Rancher cluster endpoints
As previously mentioned, you can proxy communication to your clusters through Rancher. Instead of connecting to the individual K8s API endpoints directly, you can use API endpoints within Rancher to issue commands. The format of the URL is as follows:
A quick way to find the correct URL is to grab it from the provided Kubeconfig file information. For each cluster you define, Rancher provides a Kubeconfig file that can be downloaded directly from the UI. To find it, select the cluster you need from the Global dashboard, and click the Kubeconfig File button:
The next screen has the Kubeconfig file which contains the specific URL we need to use to connect our cluster to Octopus Deploy:
Add the account to Octopus Deploy
In order for Octopus Deploy to deploy to the cluster, it needs credentials to log in with. In the Octopus Web Portal, navigate to the Infrastructure tab and click Accounts.
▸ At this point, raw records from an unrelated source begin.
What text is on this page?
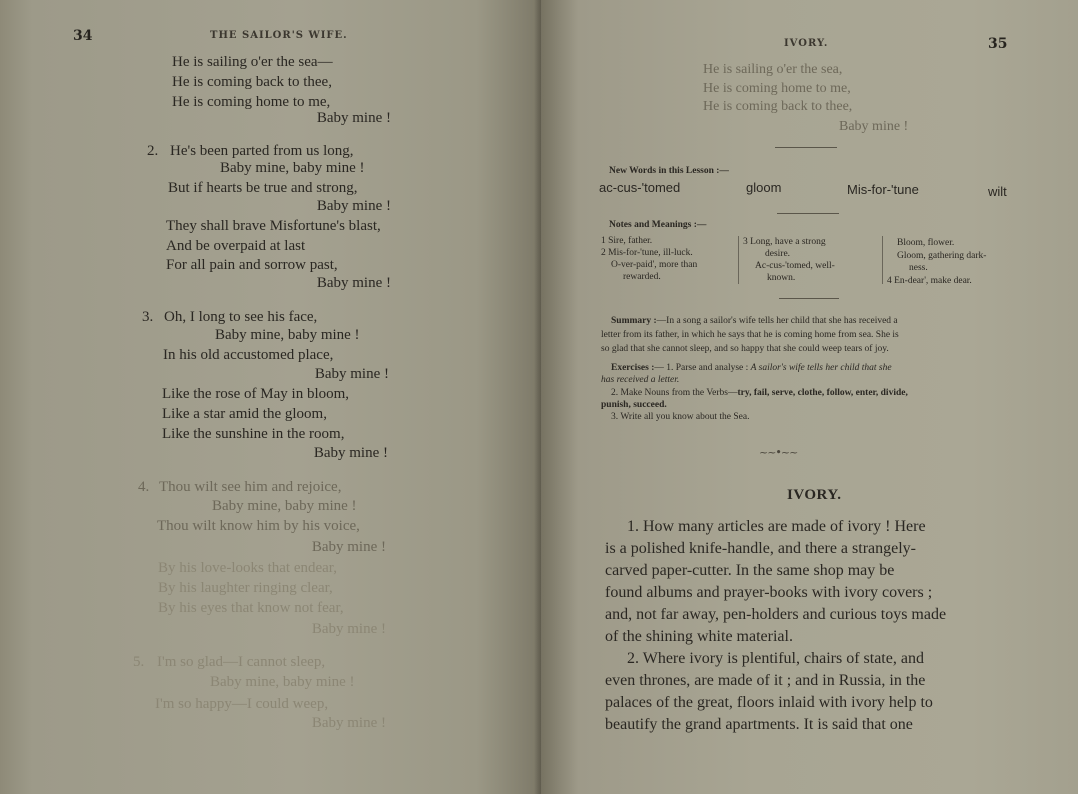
34	THE SAILOR'S WIFE.
He is sailing o'er the sea—
He is coming back to thee,
He is coming home to me,
Baby mine !
2. He's been parted from us long,
Baby mine, baby mine !
But if hearts be true and strong,
Baby mine !
They shall brave Misfortune's blast,
And be overpaid at last
For all pain and sorrow past,
Baby mine !
3. Oh, I long to see his face,
Baby mine, baby mine !
In his old accustomed place,
Baby mine !
Like the rose of May in bloom,
Like a star amid the gloom,
Like the sunshine in the room,
Baby mine !
4. Thou wilt see him and rejoice,
Baby mine, baby mine !
Thou wilt know him by his voice,
Baby mine !
By his love-looks that endear,
By his laughter ringing clear,
By his eyes that know not fear,
Baby mine !
5. I'm so glad—I cannot sleep,
Baby mine, baby mine !
I'm so happy—I could weep,
Baby mine !
IVORY.	35
He is sailing o'er the sea,
He is coming home to me,
He is coming back to thee,
Baby mine !
New Words in this Lesson :—
ac-cus-'tomed	gloom	Mis-for-'tune	wilt
Notes and Meanings :—
1 Sire, father.
2 Mis-for-'tune, ill-luck.
O-ver-paid', more than
rewarded.
3 Long, have a strong
desire.
Ac-cus-'tomed, well-
known.
Bloom, flower.
Gloom, gathering dark-
ness.
4 En-dear', make dear.
Summary :—In a song a sailor's wife tells her child that she has received a
letter from its father, in which he says that he is coming home from sea. She is
so glad that she cannot sleep, and so happy that she could weep tears of joy.
Exercises :— 1. Parse and analyse : A sailor's wife tells her child that she
has received a letter.
2. Make Nouns from the Verbs—try, fail, serve, clothe, follow, enter, divide,
punish, succeed.
3. Write all you know about the Sea.
~~•~~
IVORY.
1. How many articles are made of ivory ! Here
is a polished knife-handle, and there a strangely-
carved paper-cutter. In the same shop may be
found albums and prayer-books with ivory covers ;
and, not far away, pen-holders and curious toys made
of the shining white material.
2. Where ivory is plentiful, chairs of state, and
even thrones, are made of it ; and in Russia, in the
palaces of the great, floors inlaid with ivory help to
beautify the grand apartments. It is said that one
Rancher provided us with two methods to authenticate with when we created our API Key, Username and Password or Token. You can use either of these methods, for this post, I chose token.
- Click ADD ACCOUNT.
- Select which account type you want to create.
- Enter the values for your selection, then click SAVE.
Now that we’ve created an account, we’re ready to create our Kubernetes targets.
Create a Kubernetes Deployment Target
With the prep work out of the way, you can now add your Rancher managed Kubernetes clusters to Octopus Deploy. Adding the target is done in exactly the same way you would add any other Kubernetes target.
- Click Infrastructure ➜ Deployment Targets.
- Click ADD DEPLOYMENT TARGET.
- Click the KUBERNETES CLUSTER category.
- Then click ADD on the Kubernetes Cluster.
The two most important parts of the Kubernetes deployment target form are going to be:
- Kubernetes Details
Select the radio button that corresponds with how you’ve chosen to connect to Rancher. I chose Token.
This is where we use the URL we took from the kubeconfig file in Rancher. For the first cluster, it was
https://rancher1/k8s/clusters/c-v4cbx. My cluster is using a self-signed certificate, so I needed to select Skip TLS verification.
Also, I created three namespaces for my cluster:
Click SAVE and you’re done.
To verify the configuration, you can watch for the initial health check run.
Deploy to the clusters
Deploying to a cluster that is managed through Rancher is no different than deploying to a non-Rancher managed cluster.
To demonstrate, I’ll use the same example process from my Beyond Hello World: Build a real-world Kubernetes CI/CD pipeline post, modified to target the Rancher managed cluster instead.
When I Deploy the release, I can see it executed against both the on-premises cluster Rancher-dev and the Google Cloud cluster:
And there you have it, we’ve successfully deployed to Kubernetes clusters managed by Rancher.
In this post, I demonstrated how you can define Kubernetes clusters in Rancher and then integrate Rancher with Octopus deploy to deploy your projects. Happy Deployments!